America saw three firsts this week: the first openly transgender person-Danica Roem-to be elected to a state legislature; the first black transgender woman-Andrea Jenkins-to be elected to a city council; and the first Sikh-Ravi Bhalla-to be elected a city mayor in New Jersey.

That such progressive candidates won might seem surprising in Donald Trump’s America. He ran on the “Muslim ban”, after all. Since he has come to power, courts have held him back on that ban and his trans military ban, but he has been able to get the justice department to start investigating universities on affirmative action.

Perhaps it is the severity of Trump’s positions on minorities that led to a recent string of historic, progressive election victories.
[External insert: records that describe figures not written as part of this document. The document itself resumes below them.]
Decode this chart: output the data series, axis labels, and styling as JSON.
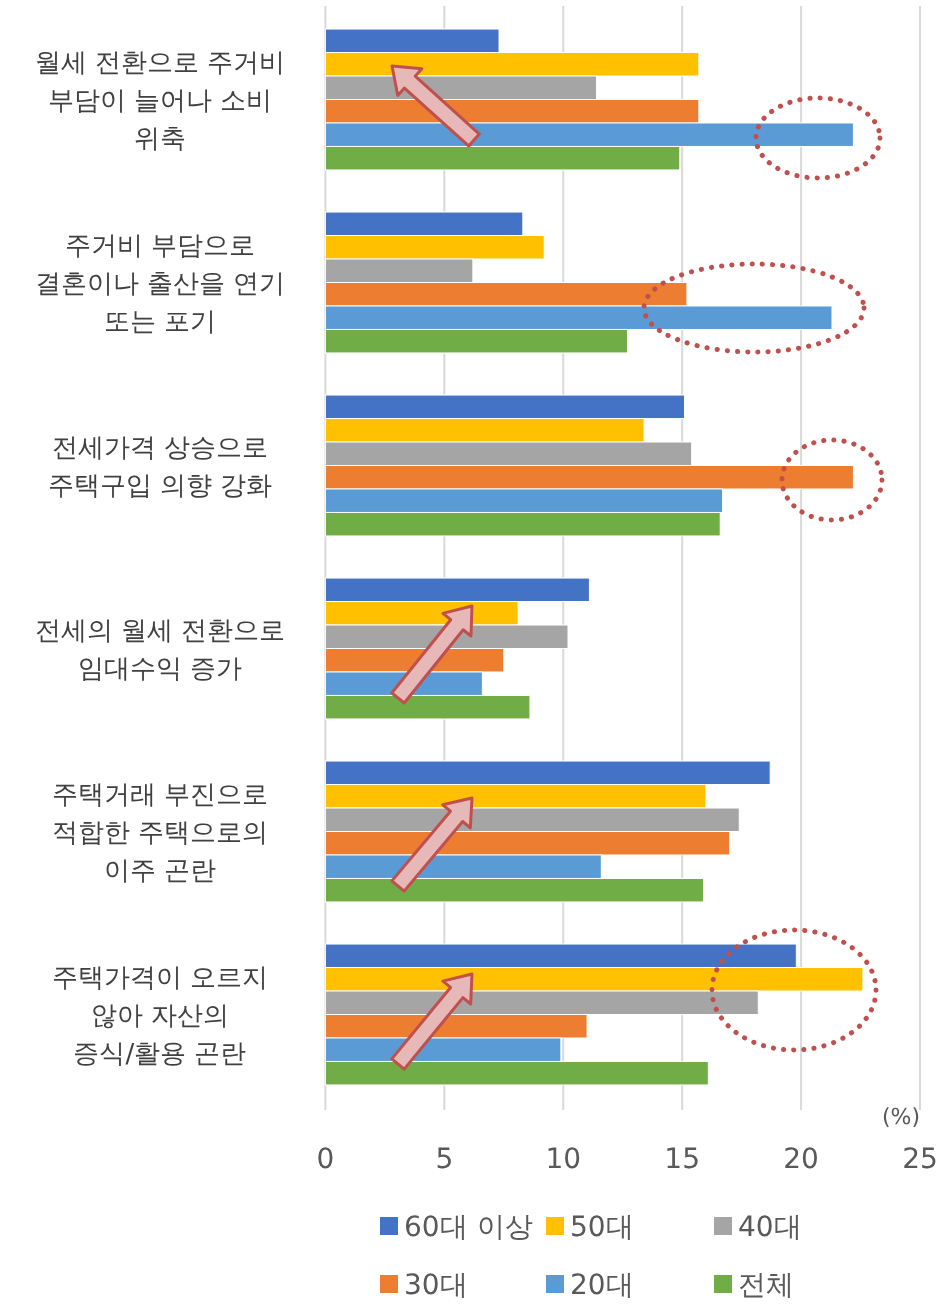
{
  "chart_data": {
    "type": "bar",
    "orientation": "horizontal",
    "xlabel": "(%)",
    "categories": [
      "월세 전환으로 주거비 부담이 늘어나 소비 위축",
      "주거비 부담으로 결혼이나 출산을 연기 또는 포기",
      "전세가격 상승으로 주택구입 의향 강화",
      "전세의 월세 전환으로 임대수익 증가",
      "주택거래 부진으로 적합한 주택으로의 이주 곤란",
      "주택가격이 오르지 않아 자산의 증식/활용 곤란"
    ],
    "series": [
      {
        "name": "60대 이상",
        "color": "#4472c4",
        "values": [
          7.3,
          8.3,
          15.1,
          11.1,
          18.7,
          19.8
        ]
      },
      {
        "name": "50대",
        "color": "#ffc000",
        "values": [
          15.7,
          9.2,
          13.4,
          8.1,
          16.0,
          22.6
        ]
      },
      {
        "name": "40대",
        "color": "#a5a5a5",
        "values": [
          11.4,
          6.2,
          15.4,
          10.2,
          17.4,
          18.2
        ]
      },
      {
        "name": "30대",
        "color": "#ed7d31",
        "values": [
          15.7,
          15.2,
          22.2,
          7.5,
          17.0,
          11.0
        ]
      },
      {
        "name": "20대",
        "color": "#5b9bd5",
        "values": [
          22.2,
          21.3,
          16.7,
          6.6,
          11.6,
          9.9
        ]
      },
      {
        "name": "전체",
        "color": "#70ad47",
        "values": [
          14.9,
          12.7,
          16.6,
          8.6,
          15.9,
          16.1
        ]
      }
    ],
    "xlim": [
      0,
      25
    ],
    "xticks": [
      0,
      5,
      10,
      15,
      20,
      25
    ],
    "grid": "x",
    "legend": "bottom"
  }
}
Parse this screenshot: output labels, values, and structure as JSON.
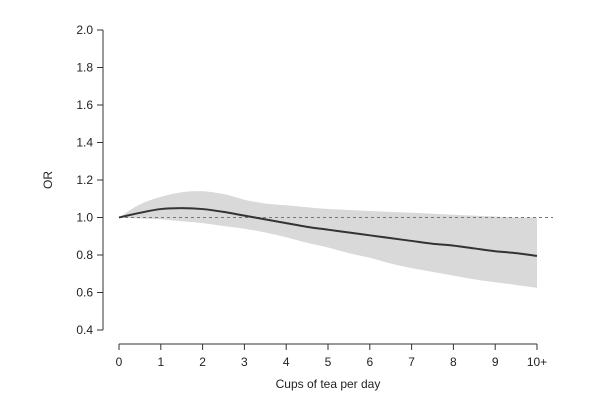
{
  "chart_data": {
    "type": "line",
    "xlabel": "Cups of tea per day",
    "ylabel": "OR",
    "x_ticks": [
      0,
      1,
      2,
      3,
      4,
      5,
      6,
      7,
      8,
      9,
      10
    ],
    "x_tick_labels": [
      "0",
      "1",
      "2",
      "3",
      "4",
      "5",
      "6",
      "7",
      "8",
      "9",
      "10+"
    ],
    "y_ticks": [
      0.4,
      0.6,
      0.8,
      1.0,
      1.2,
      1.4,
      1.6,
      1.8,
      2.0
    ],
    "y_tick_labels": [
      "0.4",
      "0.6",
      "0.8",
      "1.0",
      "1.2",
      "1.4",
      "1.6",
      "1.8",
      "2.0"
    ],
    "xlim": [
      0,
      10
    ],
    "ylim": [
      0.4,
      2.0
    ],
    "grid": false,
    "reference_line": {
      "y": 1.0,
      "style": "dashed"
    },
    "colors": {
      "line": "#333333",
      "band": "#d9d9d9",
      "reference": "#777777",
      "axis": "#333333"
    },
    "series": [
      {
        "x": [
          0,
          0.5,
          1,
          1.5,
          2,
          2.5,
          3,
          3.5,
          4,
          4.5,
          5,
          5.5,
          6,
          6.5,
          7,
          7.5,
          8,
          8.5,
          9,
          9.5,
          10
        ],
        "y": [
          1.0,
          1.025,
          1.045,
          1.05,
          1.045,
          1.03,
          1.01,
          0.99,
          0.97,
          0.95,
          0.935,
          0.92,
          0.905,
          0.89,
          0.875,
          0.86,
          0.85,
          0.835,
          0.82,
          0.81,
          0.795
        ],
        "lower": [
          1.0,
          0.995,
          0.99,
          0.98,
          0.97,
          0.955,
          0.94,
          0.92,
          0.895,
          0.865,
          0.84,
          0.81,
          0.785,
          0.755,
          0.73,
          0.71,
          0.69,
          0.67,
          0.655,
          0.64,
          0.625
        ],
        "upper": [
          1.0,
          1.07,
          1.11,
          1.135,
          1.14,
          1.125,
          1.095,
          1.075,
          1.065,
          1.055,
          1.045,
          1.04,
          1.035,
          1.03,
          1.025,
          1.02,
          1.015,
          1.01,
          1.005,
          1.0,
          1.0
        ]
      }
    ]
  }
}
And one demographic is likely the driver: young Americans.

The official state turnout figures in Virginia, for example, show that the winning Democratic governor candidate Ralph Northam got 1.4 million votes, 400,000 more votes than his Republican rival Ed Gillespie. Though we don’t have official figures about the demographics yet, a Washington Post exit poll showed that Northam won 69% of the vote among 18-29 year-olds compared to Gillespie’s 30%. Better still, Northam got 15% more of the vote in that demographic than Hillary Clinton did during the 2016 presidential elections.

In Virginia, the youth voter turnout skyrocketed from 17% in 2009 to 34% in 2017, according to the Center for Information Research on Civic Learning and Engagement. Though the same wasn’t true in all states: New Jersey, which was also electing a governor, saw youth turnout stay the same between 2009 and 2017.

Young people seem generally more open to socially progressive views. A Pew poll published in Octobers showed that 83% of 18- to 29-year-olds said homosexuality “should be accepted by society” compared to 58% of those aged 65 and older.

But voters, and candidates, didn’t necessarily focus on identity in the ballot box. Roem, who became the first transgender person to be elected to a state legislature, made transportation and infrastructure her main issues. “Her victory was unquestionably historic”, Gregory Angelo, the president of the Log Cabin Republicans (the nation’s leading conservative LGBT advocacy group), told PBS. “What’s interesting to me is she made history without even trying.”